The Old North Church, Boston's 285-year-old beacon of the American Revolution, has gone high-tech with the installation of light-emitting diodes, or LEDs.

Ed Pignone, executive director of the Old North Foundation of Boston, said energy-efficient lights now illuminate ceiling vaults inside the church, whose steeple was used by Paul Revere to display two lanterns as a signal about British troop movements on April 18, 1775- the night described in Henry Wadsworth Longfellow's famous poem, which included the line: "One if by land, and two if by sea."

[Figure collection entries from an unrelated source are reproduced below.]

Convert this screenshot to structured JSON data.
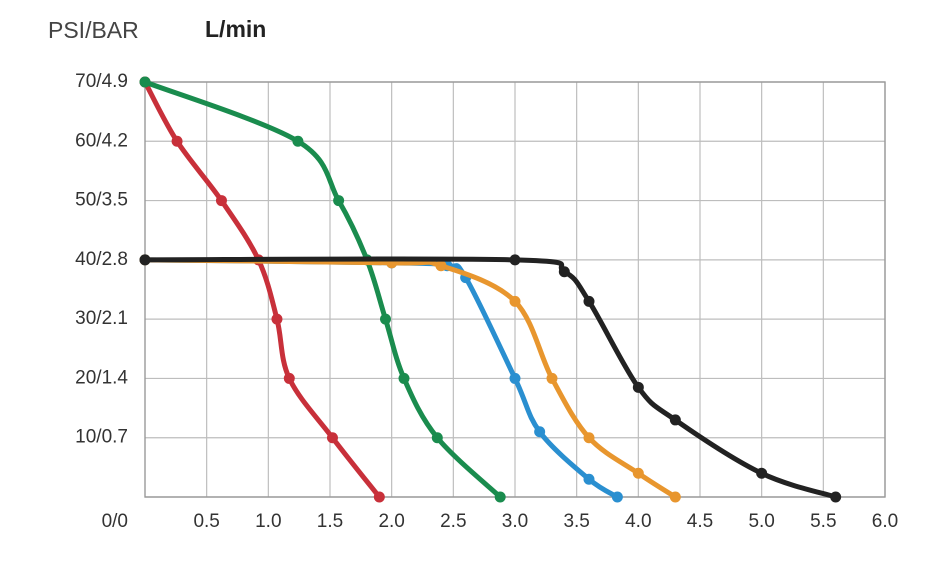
{
  "chart_data": {
    "type": "line",
    "y_label": "PSI/BAR",
    "x_label": "L/min",
    "xlim": [
      0,
      6
    ],
    "ylim": [
      0,
      70
    ],
    "xticks": [
      0.5,
      {
        "value": 1,
        "label": "1.0"
      },
      1.5,
      {
        "value": 2,
        "label": "2.0"
      },
      2.5,
      {
        "value": 3,
        "label": "3.0"
      },
      3.5,
      {
        "value": 4,
        "label": "4.0"
      },
      4.5,
      {
        "value": 5,
        "label": "5.0"
      },
      5.5,
      {
        "value": 6,
        "label": "6.0"
      }
    ],
    "yticks": [
      {
        "value": 0,
        "label": "0/0"
      },
      {
        "value": 10,
        "label": "10/0.7"
      },
      {
        "value": 20,
        "label": "20/1.4"
      },
      {
        "value": 30,
        "label": "30/2.1"
      },
      {
        "value": 40,
        "label": "40/2.8"
      },
      {
        "value": 50,
        "label": "50/3.5"
      },
      {
        "value": 60,
        "label": "60/4.2"
      },
      {
        "value": 70,
        "label": "70/4.9"
      }
    ],
    "grid": true,
    "series": [
      {
        "color": "#c8303a",
        "x": [
          0,
          0.26,
          0.62,
          0.92,
          1.07,
          1.17,
          1.52,
          1.9
        ],
        "values": [
          70,
          60,
          50,
          40,
          30,
          20,
          10,
          0
        ]
      },
      {
        "color": "#1a8c4e",
        "x": [
          0,
          1.24,
          1.57,
          1.8,
          1.95,
          2.1,
          2.37,
          2.88
        ],
        "values": [
          70,
          60,
          50,
          40,
          30,
          20,
          10,
          0
        ]
      },
      {
        "color": "#2a8fd0",
        "x": [
          0,
          2.0,
          2.45,
          2.6,
          3.0,
          3.2,
          3.6,
          3.83
        ],
        "values": [
          40,
          39.5,
          39,
          37,
          20,
          11,
          3,
          0
        ]
      },
      {
        "color": "#e8962e",
        "x": [
          0,
          2.0,
          2.4,
          3.0,
          3.3,
          3.6,
          4.0,
          4.3
        ],
        "values": [
          40,
          39.5,
          39,
          33,
          20,
          10,
          4,
          0
        ]
      },
      {
        "color": "#222222",
        "x": [
          0,
          3.0,
          3.4,
          3.6,
          4.0,
          4.3,
          5.0,
          5.6
        ],
        "values": [
          40,
          40,
          38,
          33,
          18.5,
          13,
          4,
          0
        ]
      }
    ]
  }
}
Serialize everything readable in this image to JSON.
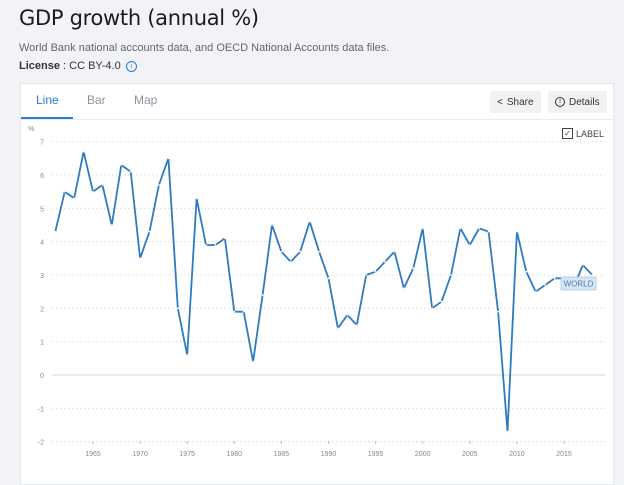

Old North has been dimly lit by old incandescents, which frequently burned out. The LEDs, on the other hand, are projected to last at least 25 times as long as the incandescent bulbs, at five times the efficiency. They also do not give off as much heat as the older lights, which caused ceiling paint to peel prematurely.

The 18 LEDs strips in the church's sanctuary are tucked into crown molding -- illuminating the graceful white ceiling arches while the lights themselves are hidden from direct view by tourists and worshipers below.

Pignone noted though that LEDs have yet to replace the slightly less-modern compact fluorescents that the church began using two years ago in its modern versions of the steeple lanterns.

The LEDs were donated by Philips Solid-State Lighting Solutions, a company formed through last year's acquisition of Color Kinetics, a Burlington, Mass.-based LED designer, by Netherlands-based Royal Philips Electronics NV.

LEDs are similar to computer semiconductors, but they convert electricity directly to light, rather than heating a metal filament to the point of glowing incandescence. The light streams out of tiny glass domes, about the size of matchstick heads.

They are more expensive than incandescents and compact fluorescents, but are being touted as eventual replacements for those lights because of their growing efficiency and predictions of increasingly lower costs.